Au Centre-Est du pays, dans la province de Karuzi, plus précisément dans la commune de Shombo, un cadavre d’une femme a été découvert dans la soirée de ce 2 février dans la rivière Ruvubu. Le corps n’a pas pu être identifié mais, selon des informations en provenance de cette contrée, il présentait des blessures, ce qui pourrait expliquer que la victime aurait été assassinée ailleurs et jetée dans ladite rivière.

Par ailleurs, au moins quatre personnes ont été assassinées au cours de la semaine dernière. Parmi les victimes, des militaires tombés sur le champ de bataille lors d’une embuscade tendue par un groupe armé non identifié à Bubanza. Le corps d’un jeune homme non identifié a également été découvert dans une rivière à Gitega.

Des activistes des droits de l’homme évoquent également des cas d’arrestations arbitraires et illégales. Les personnes citées sont des membres de l’opposition ainsi que deux sœurs accusées injustement, selon leurs proches, de trafic d’êtres humains.

La famille de Stany Ngendakumana de la colline de Rugasa, en commune de Bugabira de la province de Kirundo a été la cible d’une grenade lancée à travers la fenêtre, faisant trois blessés.
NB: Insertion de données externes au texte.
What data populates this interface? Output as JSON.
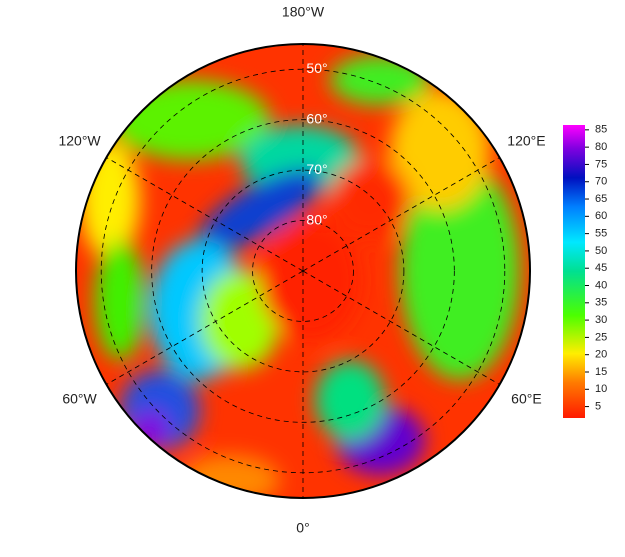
{
  "map": {
    "longitude_labels": [
      {
        "value": 180,
        "label": "180°W"
      },
      {
        "value": 0,
        "label": "0°"
      },
      {
        "value": -120,
        "label": "120°W"
      },
      {
        "value": 120,
        "label": "120°E"
      },
      {
        "value": -60,
        "label": "60°W"
      },
      {
        "value": 60,
        "label": "60°E"
      }
    ],
    "latitude_labels": [
      {
        "value": 50,
        "label": "50°"
      },
      {
        "value": 60,
        "label": "60°"
      },
      {
        "value": 70,
        "label": "70°"
      },
      {
        "value": 80,
        "label": "80°"
      }
    ],
    "latitude_limit": 45,
    "colorbar": {
      "range": [
        1.7,
        86.4
      ],
      "ticks": [
        5,
        10,
        15,
        20,
        25,
        30,
        35,
        40,
        45,
        50,
        55,
        60,
        65,
        70,
        75,
        80,
        85
      ]
    }
  }
}
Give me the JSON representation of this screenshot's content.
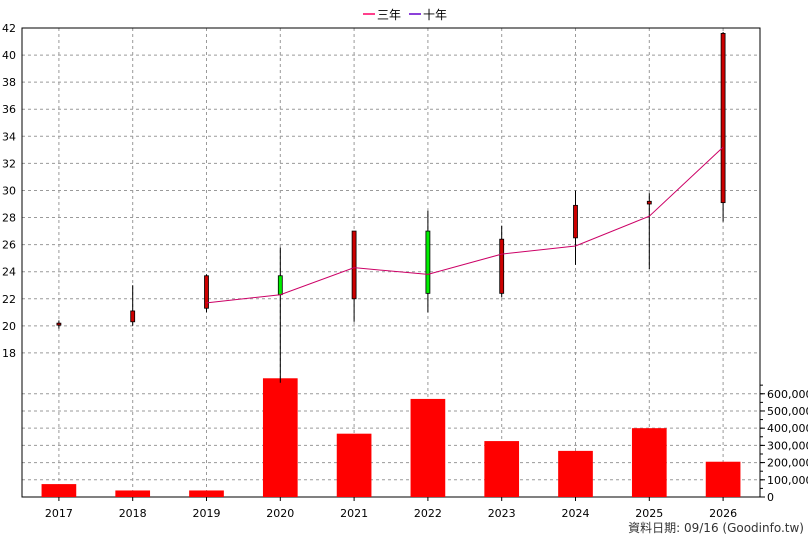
{
  "legend": [
    {
      "label": "三年",
      "color": "#ff0066"
    },
    {
      "label": "十年",
      "color": "#6600cc"
    }
  ],
  "source_note": "資料日期: 09/16 (Goodinfo.tw)",
  "colors": {
    "up": "#cc0000",
    "down": "#00ee00",
    "volume": "#ff0000",
    "line3y": "#cc0066"
  },
  "chart_data": [
    {
      "type": "candlestick",
      "title": "",
      "categories": [
        "2017",
        "2018",
        "2019",
        "2020",
        "2021",
        "2022",
        "2023",
        "2024",
        "2025",
        "2026"
      ],
      "ylim": [
        16,
        42
      ],
      "yticks": [
        18,
        20,
        22,
        24,
        26,
        28,
        30,
        32,
        34,
        36,
        38,
        40,
        42
      ],
      "grid": true,
      "legend_position": "top-center",
      "candles": [
        {
          "x": "2017",
          "open": 20.1,
          "close": 20.2,
          "high": 20.4,
          "low": 19.8
        },
        {
          "x": "2018",
          "open": 20.3,
          "close": 21.1,
          "high": 23.0,
          "low": 20.0
        },
        {
          "x": "2019",
          "open": 21.3,
          "close": 23.7,
          "high": 23.8,
          "low": 21.0
        },
        {
          "x": "2020",
          "open": 23.7,
          "close": 22.3,
          "high": 25.8,
          "low": 15.8
        },
        {
          "x": "2021",
          "open": 22.0,
          "close": 27.0,
          "high": 27.0,
          "low": 20.3
        },
        {
          "x": "2022",
          "open": 27.0,
          "close": 22.4,
          "high": 28.5,
          "low": 21.0
        },
        {
          "x": "2023",
          "open": 22.4,
          "close": 26.4,
          "high": 27.4,
          "low": 22.1
        },
        {
          "x": "2024",
          "open": 26.5,
          "close": 28.9,
          "high": 30.0,
          "low": 24.5
        },
        {
          "x": "2025",
          "open": 29.0,
          "close": 29.2,
          "high": 29.8,
          "low": 24.2
        },
        {
          "x": "2026",
          "open": 29.1,
          "close": 41.6,
          "high": 41.7,
          "low": 27.7
        }
      ],
      "series": [
        {
          "name": "三年",
          "x": [
            "2019",
            "2020",
            "2021",
            "2022",
            "2023",
            "2024",
            "2025",
            "2026"
          ],
          "values": [
            21.7,
            22.3,
            24.3,
            23.8,
            25.3,
            25.9,
            28.1,
            33.2
          ]
        }
      ]
    },
    {
      "type": "bar",
      "categories": [
        "2017",
        "2018",
        "2019",
        "2020",
        "2021",
        "2022",
        "2023",
        "2024",
        "2025",
        "2026"
      ],
      "values": [
        75000,
        38000,
        38000,
        690000,
        368000,
        570000,
        325000,
        268000,
        400000,
        205000
      ],
      "ylim": [
        0,
        680000
      ],
      "yticks": [
        0,
        100000,
        200000,
        300000,
        400000,
        500000,
        600000
      ],
      "ytick_labels": [
        "0",
        "100,000",
        "200,000",
        "300,000",
        "400,000",
        "500,000",
        "600,000"
      ]
    }
  ]
}
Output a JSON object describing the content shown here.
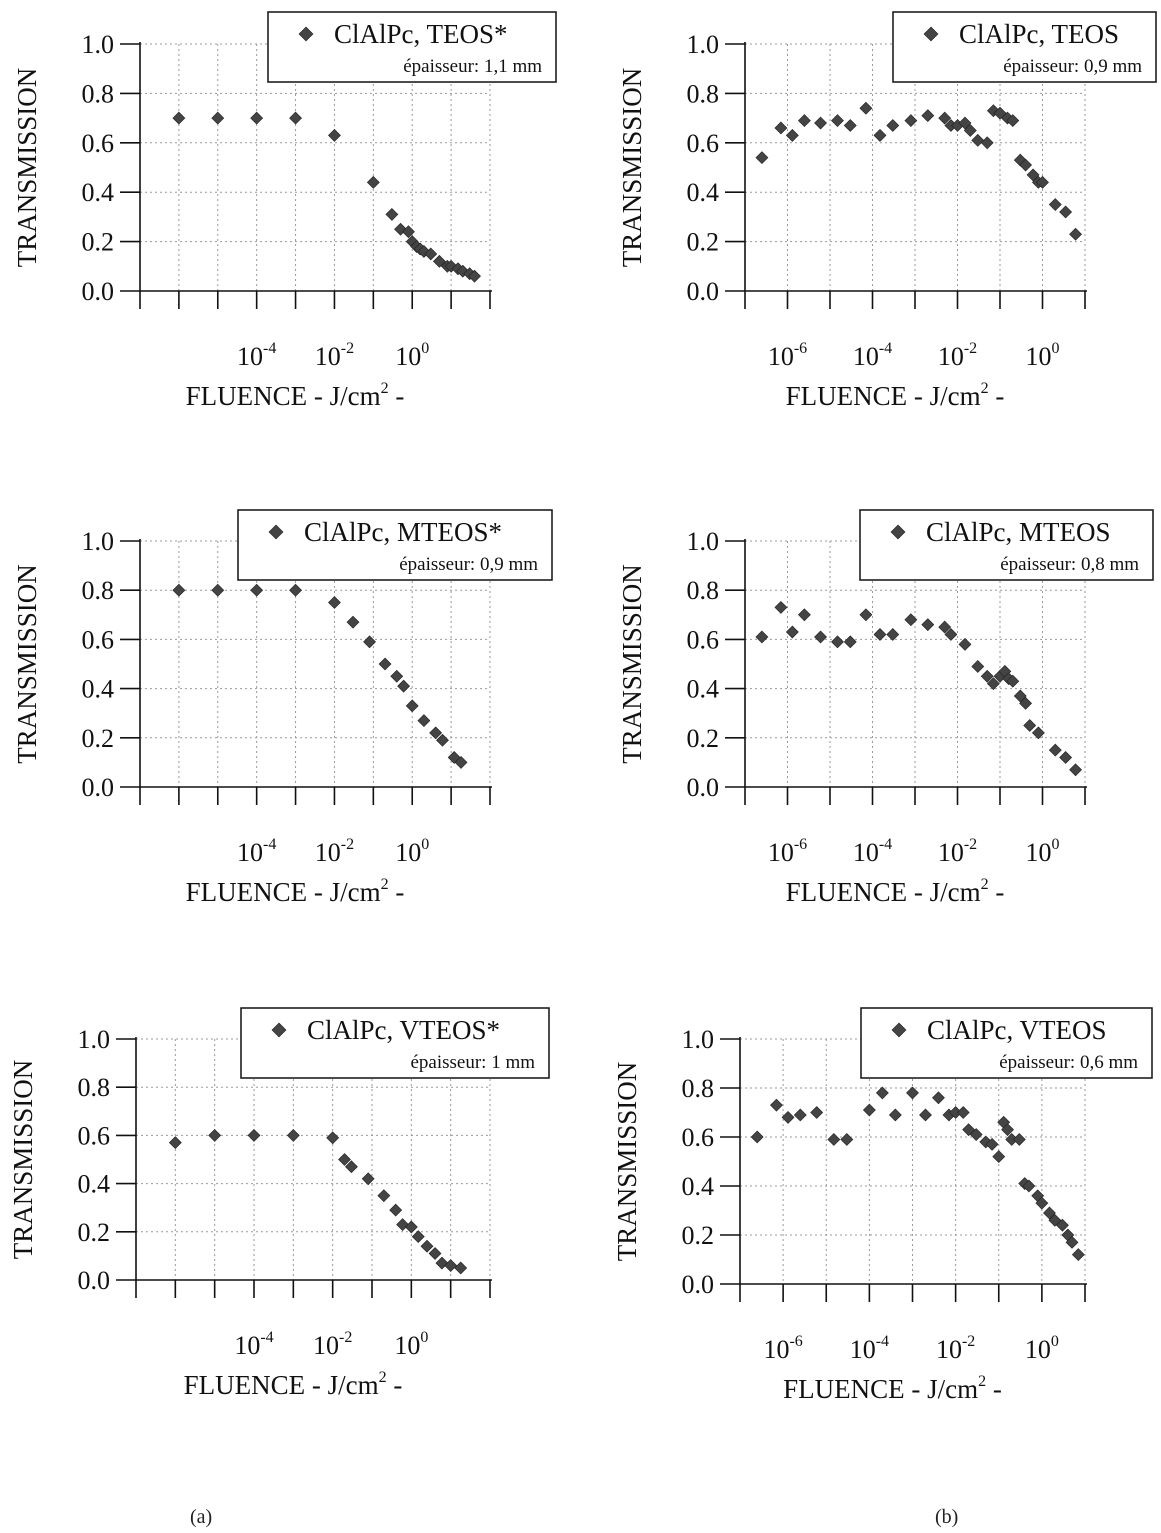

Selon des sources policières, le présumé auteur de cette attaque a pris le large vers une destination inconnue et il court toujours.

L’on saura que rien qu’’en une période de trois mois écoulés, trois de grenades avaient fait au moins quatre victimes. En novembre dernier, c’était le ménage du frère de l’administrateur de la commune de Ntega qui avait été pris pour cible. au cours de cette attaque, deux personnes avaient été blessées. En décembre de la même année, une autre explosion de grenade avait fait quatre morts d’une même famille en commune de Kirundo, d’où les populations appellent souvent à un renforcement de la sécurité dans cette circonscription administrative.

Burundi - Rwanda - Intégration

Le Rwanda dément une information du journal "The Eastafrican"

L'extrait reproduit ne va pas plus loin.